How do I prepare an advance directive?

An advance directive must be executed by a person (the “declarant”) when the declarant is competent. It must be signed by the declarant and witnessed by any two people over the age of 18. The only person who may not serve as a witness to the signing of the advance directive is the person designated as the declarant's health care representative.

A person seeking legal advice about preparing an advance directive should be encouraged to make his or her wishes known to anybody who may assume a role in his or her health care decision-making, in order to avoid unnecessary confusion or misunderstanding when the patient can no longer express him- or herself. The advance directive should also be discussed with and copies provided to members of the patient's family, other possible caregivers, the patient's doctor, and/or a lawyer.

When does the advance directive take effect?

An advance directive takes effect when at least two physicians determine that a patient is medically incompetent or incapacitated.
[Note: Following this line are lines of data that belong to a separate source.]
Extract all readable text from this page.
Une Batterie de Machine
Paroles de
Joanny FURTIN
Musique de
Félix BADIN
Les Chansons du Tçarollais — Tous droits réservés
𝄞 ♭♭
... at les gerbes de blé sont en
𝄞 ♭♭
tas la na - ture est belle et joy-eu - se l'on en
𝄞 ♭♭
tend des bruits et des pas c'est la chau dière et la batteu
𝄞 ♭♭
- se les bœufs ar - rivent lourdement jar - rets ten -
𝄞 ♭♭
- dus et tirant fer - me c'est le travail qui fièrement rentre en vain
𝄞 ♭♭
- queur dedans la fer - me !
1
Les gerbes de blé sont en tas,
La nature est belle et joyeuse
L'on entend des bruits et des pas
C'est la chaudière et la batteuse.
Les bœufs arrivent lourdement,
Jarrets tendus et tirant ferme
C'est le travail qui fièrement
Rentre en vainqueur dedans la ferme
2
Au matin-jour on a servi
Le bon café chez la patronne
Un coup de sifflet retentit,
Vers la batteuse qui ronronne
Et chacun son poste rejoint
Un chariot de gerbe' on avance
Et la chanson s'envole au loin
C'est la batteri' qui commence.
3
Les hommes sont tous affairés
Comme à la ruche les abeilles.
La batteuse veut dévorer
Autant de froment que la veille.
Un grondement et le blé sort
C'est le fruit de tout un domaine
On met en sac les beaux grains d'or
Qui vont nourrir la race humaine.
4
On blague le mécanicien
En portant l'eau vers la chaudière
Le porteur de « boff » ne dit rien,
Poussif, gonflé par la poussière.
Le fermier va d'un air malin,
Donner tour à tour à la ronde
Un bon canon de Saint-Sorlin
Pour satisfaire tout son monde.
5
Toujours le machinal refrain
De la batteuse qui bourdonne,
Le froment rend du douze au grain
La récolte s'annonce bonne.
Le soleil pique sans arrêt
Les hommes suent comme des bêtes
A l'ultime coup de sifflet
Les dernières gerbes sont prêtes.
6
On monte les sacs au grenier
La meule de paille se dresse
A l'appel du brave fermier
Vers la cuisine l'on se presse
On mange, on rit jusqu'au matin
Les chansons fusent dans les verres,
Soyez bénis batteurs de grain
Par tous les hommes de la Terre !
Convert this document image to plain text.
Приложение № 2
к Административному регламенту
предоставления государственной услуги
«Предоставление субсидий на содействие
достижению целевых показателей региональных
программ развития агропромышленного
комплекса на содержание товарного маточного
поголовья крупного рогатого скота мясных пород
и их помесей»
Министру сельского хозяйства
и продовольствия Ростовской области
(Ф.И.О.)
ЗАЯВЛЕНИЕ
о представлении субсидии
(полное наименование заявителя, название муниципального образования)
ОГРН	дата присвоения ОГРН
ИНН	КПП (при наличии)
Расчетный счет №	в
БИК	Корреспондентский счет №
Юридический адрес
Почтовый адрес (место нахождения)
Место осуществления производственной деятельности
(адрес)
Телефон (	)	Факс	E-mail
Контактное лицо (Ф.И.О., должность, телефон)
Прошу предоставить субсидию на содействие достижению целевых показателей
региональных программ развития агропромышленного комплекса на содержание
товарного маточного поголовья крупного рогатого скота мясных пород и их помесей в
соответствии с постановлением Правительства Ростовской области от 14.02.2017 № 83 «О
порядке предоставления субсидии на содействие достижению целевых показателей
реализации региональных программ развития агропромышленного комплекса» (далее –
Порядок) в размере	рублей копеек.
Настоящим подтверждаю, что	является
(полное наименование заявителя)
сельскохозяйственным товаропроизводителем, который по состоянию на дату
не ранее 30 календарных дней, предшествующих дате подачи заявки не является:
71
If a patient regains capacity or competence, the patient's wishes override the advance directive.

How do I make changes to an advance directive that is lready in effect?

You may make changes to an existing advance directive at any time, as long as you are of sound mind, using the same procedure described above.

What does an advance directive look like?

You can view an example of an advance directive form for New Jersey residents on this Web site. Your health care provider or legal representative can also give you a form.